Pistorius’un bu uyarısı, askeri uzmanlar ve istihbarat birimlerinin değerlendirmeleriyle örtüşüyor. Uzmanlar, Rusya’nın önümüzdeki birkaç yıl içinde güç toplayarak NATO’nun doğu kanadındaki bir ülkeye karşı askeri harekât düzenleyebileceği görüşünde. Fransa Genelkurmay Başkanı Fabian Mandon da benzer bir zaman dilimine işaret ederek, Rusya’nın 3-4 yıl içinde harekete geçebileceğini, ancak Fransa’nın böyle bir senaryoya henüz hazır olmadığını açıkladı.
Rusya’dan Sert Tepki: “Berlin’i Dördüncü Kez de Alırız”
Rusya tarafından ise bu açıklamalara sert yanıt geldi. Rusya Komünist Partisi Lideri Gennadi Zyuganov, Almanya’nın endişelerini küçümseyerek tarihe atıfta bulundu ve “Berlin’i üç kez aldık, gerekirse dördüncü kez de alırız” şeklinde konuştu. Bu sözler, diplomatik gerilimi daha da tırmandırdı.
Savunma Sanayii ve Ekonomik Çıkarlar
Analistler, savaş retoriğinin arkasında güçlü ekonomik çıkarlar olduğunu vurguluyor. Savunma sanayii, devam eden çatışmalar nedeniyle hızla büyüyor ve yüksek kar marjları elde ediyor. Ukrayna’ya sağlanan bir hava savunma mühimmatının maliyeti 100 dolar civarındayken, satış fiyatının 1000 doları bulduğu belirtiliyor. Bu karlılık, savaşın devam etmesinden yana olan ekonomik baskıları artırıyor. Almanya başta olmak üzere birçok Batılı ülke, savunma bütçelerini önemli ölçüde artırma kararı aldı.
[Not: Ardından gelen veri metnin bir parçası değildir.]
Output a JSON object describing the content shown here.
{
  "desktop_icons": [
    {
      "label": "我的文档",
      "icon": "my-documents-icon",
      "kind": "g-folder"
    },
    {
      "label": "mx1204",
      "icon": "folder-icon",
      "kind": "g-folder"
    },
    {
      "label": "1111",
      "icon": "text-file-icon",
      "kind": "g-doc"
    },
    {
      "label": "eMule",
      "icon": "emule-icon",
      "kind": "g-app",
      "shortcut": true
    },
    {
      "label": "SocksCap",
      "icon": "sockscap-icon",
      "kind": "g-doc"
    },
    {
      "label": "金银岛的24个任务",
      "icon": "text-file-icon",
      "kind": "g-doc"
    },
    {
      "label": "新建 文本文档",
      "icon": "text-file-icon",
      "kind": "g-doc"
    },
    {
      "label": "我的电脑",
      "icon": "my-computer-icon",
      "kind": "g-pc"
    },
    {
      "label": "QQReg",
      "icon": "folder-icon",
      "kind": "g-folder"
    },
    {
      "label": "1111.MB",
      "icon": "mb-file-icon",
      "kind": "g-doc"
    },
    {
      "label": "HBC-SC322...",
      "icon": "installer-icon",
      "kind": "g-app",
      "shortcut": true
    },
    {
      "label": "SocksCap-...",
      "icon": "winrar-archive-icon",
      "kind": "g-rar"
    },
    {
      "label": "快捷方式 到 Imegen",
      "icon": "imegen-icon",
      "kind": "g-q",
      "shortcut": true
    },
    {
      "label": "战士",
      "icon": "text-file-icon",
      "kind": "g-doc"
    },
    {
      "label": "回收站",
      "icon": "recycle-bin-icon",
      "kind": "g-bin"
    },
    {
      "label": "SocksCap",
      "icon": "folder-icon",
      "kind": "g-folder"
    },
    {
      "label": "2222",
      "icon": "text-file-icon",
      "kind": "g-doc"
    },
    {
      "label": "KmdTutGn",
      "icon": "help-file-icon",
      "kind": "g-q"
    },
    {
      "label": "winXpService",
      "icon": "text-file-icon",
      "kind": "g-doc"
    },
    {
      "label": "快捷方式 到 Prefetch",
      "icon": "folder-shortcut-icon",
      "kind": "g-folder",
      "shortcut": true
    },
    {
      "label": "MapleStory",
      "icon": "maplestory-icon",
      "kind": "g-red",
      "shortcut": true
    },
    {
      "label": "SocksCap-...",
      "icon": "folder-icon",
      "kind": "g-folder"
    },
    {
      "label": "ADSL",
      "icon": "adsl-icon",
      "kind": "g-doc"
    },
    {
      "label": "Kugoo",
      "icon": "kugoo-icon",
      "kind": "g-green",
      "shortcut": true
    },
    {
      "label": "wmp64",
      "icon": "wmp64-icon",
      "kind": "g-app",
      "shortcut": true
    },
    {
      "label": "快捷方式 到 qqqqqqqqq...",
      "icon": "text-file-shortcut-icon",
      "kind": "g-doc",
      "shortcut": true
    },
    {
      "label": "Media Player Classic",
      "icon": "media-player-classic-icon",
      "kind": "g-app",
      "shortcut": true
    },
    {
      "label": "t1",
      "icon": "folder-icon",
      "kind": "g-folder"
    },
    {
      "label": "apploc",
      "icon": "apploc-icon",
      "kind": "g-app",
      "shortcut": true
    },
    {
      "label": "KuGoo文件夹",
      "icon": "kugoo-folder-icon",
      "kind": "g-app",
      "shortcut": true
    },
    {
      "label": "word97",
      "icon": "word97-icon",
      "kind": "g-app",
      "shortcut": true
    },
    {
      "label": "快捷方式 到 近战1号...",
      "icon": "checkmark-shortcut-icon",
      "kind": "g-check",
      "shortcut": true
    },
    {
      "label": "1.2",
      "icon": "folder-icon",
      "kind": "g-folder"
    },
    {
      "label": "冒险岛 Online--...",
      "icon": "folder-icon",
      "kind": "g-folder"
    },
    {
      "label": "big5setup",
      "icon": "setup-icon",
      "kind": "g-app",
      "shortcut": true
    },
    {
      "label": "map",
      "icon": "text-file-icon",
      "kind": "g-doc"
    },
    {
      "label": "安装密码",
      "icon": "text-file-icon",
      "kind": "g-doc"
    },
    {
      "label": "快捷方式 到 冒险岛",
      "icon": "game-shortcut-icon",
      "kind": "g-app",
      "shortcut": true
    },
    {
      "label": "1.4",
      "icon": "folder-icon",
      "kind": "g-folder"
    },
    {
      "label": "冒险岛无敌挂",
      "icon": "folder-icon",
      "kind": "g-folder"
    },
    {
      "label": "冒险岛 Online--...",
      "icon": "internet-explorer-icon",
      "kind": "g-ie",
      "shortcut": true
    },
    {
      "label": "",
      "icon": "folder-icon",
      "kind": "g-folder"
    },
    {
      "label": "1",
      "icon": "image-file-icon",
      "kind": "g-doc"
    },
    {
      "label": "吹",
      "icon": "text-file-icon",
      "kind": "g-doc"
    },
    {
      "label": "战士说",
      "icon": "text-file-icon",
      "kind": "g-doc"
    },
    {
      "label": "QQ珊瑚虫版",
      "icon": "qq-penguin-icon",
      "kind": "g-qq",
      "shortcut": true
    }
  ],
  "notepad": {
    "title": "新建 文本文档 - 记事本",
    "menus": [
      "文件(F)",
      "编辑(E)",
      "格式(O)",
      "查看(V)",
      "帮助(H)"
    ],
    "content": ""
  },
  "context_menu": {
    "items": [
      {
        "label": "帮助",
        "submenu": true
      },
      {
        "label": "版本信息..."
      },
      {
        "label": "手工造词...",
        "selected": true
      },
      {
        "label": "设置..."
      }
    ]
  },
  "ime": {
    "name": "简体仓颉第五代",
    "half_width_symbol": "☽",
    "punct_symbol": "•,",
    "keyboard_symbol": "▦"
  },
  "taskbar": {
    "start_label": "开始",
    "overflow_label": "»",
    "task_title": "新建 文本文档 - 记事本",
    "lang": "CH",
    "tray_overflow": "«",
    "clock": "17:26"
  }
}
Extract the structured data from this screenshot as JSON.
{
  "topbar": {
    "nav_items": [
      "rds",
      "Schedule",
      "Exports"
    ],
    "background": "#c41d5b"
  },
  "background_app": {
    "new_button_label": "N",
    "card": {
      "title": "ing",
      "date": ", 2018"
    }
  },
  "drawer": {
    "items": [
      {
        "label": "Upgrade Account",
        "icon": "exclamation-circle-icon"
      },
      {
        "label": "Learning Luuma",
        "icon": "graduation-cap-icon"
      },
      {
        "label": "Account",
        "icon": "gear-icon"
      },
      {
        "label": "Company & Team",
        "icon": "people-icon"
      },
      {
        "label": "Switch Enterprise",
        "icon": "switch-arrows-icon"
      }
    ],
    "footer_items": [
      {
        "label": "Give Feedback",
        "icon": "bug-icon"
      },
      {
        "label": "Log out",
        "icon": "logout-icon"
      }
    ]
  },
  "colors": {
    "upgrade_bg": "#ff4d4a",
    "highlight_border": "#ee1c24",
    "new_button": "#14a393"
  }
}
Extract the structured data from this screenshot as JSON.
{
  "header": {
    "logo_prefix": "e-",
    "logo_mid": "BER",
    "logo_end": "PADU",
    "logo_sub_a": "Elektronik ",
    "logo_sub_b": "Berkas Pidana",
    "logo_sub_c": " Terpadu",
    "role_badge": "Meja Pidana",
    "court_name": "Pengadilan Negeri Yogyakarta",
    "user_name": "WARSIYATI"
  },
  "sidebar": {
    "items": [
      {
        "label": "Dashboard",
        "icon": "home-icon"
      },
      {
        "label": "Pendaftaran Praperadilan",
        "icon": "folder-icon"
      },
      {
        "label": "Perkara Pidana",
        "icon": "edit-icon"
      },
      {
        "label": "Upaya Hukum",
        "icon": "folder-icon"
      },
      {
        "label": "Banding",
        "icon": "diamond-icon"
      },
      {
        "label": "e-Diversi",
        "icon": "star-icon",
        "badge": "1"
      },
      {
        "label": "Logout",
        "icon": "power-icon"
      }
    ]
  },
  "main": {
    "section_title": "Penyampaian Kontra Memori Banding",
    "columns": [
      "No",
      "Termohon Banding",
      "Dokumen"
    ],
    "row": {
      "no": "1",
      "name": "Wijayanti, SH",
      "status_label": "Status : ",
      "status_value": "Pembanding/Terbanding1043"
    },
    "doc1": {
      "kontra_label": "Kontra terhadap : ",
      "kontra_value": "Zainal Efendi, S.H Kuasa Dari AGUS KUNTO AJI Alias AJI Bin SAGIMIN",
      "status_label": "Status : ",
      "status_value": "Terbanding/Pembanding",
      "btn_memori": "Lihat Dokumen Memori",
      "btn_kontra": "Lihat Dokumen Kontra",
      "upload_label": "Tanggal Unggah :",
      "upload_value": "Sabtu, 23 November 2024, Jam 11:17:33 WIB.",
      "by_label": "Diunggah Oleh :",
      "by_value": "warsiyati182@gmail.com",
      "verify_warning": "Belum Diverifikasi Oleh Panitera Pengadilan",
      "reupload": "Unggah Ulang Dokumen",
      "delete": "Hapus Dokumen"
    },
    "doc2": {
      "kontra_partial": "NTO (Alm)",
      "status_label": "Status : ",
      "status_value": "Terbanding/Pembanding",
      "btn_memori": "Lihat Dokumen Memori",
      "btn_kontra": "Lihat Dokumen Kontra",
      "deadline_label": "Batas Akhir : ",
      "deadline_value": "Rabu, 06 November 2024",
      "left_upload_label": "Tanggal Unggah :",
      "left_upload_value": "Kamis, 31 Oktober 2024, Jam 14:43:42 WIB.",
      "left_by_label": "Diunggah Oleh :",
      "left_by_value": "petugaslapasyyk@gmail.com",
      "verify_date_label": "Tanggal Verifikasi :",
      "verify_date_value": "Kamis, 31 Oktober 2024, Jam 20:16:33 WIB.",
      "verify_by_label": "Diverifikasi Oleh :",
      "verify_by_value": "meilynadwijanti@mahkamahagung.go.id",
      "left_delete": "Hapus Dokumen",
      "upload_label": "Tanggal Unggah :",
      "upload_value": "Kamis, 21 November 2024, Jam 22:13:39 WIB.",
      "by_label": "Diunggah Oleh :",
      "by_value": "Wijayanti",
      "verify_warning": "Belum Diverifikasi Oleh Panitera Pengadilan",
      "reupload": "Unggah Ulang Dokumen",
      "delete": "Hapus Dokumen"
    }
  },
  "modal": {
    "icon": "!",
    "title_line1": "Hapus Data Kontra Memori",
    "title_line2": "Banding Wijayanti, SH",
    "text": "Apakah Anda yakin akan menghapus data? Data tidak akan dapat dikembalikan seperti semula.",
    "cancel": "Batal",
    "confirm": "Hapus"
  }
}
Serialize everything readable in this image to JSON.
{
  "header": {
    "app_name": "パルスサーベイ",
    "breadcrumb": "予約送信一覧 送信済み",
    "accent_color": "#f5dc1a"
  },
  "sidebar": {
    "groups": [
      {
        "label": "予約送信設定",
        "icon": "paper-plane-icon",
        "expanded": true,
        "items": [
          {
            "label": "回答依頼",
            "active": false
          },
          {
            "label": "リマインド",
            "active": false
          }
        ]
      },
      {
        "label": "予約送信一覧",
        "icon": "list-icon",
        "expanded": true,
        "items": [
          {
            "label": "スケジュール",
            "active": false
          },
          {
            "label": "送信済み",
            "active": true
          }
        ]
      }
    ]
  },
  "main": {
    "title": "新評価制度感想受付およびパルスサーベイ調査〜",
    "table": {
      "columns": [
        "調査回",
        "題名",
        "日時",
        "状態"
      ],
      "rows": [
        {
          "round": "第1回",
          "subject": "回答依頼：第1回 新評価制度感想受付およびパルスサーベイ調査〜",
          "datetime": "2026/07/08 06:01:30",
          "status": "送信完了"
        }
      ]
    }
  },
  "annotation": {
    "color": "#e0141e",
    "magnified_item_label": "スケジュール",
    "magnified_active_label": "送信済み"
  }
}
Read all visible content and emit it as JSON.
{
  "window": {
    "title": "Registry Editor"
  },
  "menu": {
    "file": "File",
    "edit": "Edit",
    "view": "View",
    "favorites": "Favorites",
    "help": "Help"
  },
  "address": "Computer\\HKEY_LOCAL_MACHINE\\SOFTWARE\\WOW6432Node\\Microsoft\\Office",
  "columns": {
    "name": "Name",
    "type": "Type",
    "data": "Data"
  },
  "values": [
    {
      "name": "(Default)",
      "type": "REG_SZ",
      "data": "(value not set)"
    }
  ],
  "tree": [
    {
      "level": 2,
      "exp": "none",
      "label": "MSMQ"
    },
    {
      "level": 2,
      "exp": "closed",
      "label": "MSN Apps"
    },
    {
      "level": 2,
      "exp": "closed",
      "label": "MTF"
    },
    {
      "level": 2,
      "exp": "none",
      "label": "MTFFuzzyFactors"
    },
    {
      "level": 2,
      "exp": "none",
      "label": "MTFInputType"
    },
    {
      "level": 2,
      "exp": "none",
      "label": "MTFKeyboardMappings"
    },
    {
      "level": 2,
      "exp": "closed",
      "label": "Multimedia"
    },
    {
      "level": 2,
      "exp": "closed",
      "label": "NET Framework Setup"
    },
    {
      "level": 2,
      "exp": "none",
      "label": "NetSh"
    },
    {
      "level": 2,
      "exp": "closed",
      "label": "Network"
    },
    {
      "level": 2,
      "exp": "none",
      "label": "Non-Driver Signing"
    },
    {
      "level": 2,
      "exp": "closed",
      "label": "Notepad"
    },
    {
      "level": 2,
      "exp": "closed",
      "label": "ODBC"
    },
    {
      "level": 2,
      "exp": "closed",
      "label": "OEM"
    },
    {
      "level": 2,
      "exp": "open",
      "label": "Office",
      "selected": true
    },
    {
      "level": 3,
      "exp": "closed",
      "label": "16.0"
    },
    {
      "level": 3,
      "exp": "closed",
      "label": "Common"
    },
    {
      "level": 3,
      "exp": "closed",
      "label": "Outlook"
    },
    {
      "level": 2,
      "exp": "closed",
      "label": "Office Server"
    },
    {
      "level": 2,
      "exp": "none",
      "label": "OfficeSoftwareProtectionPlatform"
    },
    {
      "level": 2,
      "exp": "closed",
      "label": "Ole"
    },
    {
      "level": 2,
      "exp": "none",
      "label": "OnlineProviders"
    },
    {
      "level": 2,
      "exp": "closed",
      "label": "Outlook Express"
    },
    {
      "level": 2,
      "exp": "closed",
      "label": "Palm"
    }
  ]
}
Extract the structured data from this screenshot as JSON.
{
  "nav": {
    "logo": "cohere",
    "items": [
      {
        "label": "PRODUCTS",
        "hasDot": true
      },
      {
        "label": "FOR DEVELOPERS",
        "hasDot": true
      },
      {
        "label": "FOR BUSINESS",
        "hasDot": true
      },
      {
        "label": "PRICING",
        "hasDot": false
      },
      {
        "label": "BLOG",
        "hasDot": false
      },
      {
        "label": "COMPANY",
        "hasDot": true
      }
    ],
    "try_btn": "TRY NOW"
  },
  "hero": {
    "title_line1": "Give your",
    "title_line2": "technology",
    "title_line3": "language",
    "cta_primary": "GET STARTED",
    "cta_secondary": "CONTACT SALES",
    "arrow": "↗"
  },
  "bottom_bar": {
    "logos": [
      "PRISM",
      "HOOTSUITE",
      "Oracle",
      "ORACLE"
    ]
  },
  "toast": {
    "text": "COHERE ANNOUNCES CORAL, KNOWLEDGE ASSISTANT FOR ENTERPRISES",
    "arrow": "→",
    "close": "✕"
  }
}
Fransa’dan Eleştiri ve Askeri Hamle
Avrupa Birliği’nin doğu sınırlarını korumak için “insansız hava aracı duvarı” projesi, Fransa Genelkurmay Başkanı tarafından eleştirildi. Mandon, askeri ihtiyaçların belirlenmesi görevinin siyasi kurumlara değil, silahlı kuvvetlere ait olduğunu ifade etti. Diğer yandan Fransa, Ukrayna’ya 2000 asker göndererek somut bir askeri adım attı. Bu tür destekler, uluslararası savaş hukuku uyarınca, bu ülkeleri “çatışan taraf” konumuna getiriyor ve Rusya’nın meşru hedef haline gelmelerine yol açabiliyor.
Artan Gerilim ve Hazırlık
Genel olarak Avrupa’da, Rusya tehdidine yönelik bir savaş korkusu hakim. Bu korku, güçlendirilen savunma politikaları, artan askeri bütçeler ve harbe hazırlık çalışmalarıyla somutlaşıyor. Ancak, savaşın devam etmesinden ekonomik çıkar sağlayan savunma sanayii kompleksinin rolü ve siyasi çıkar çatışmaları, bu krizin arka planındaki en tartışmalı unsurlar olarak öne çıkıyor.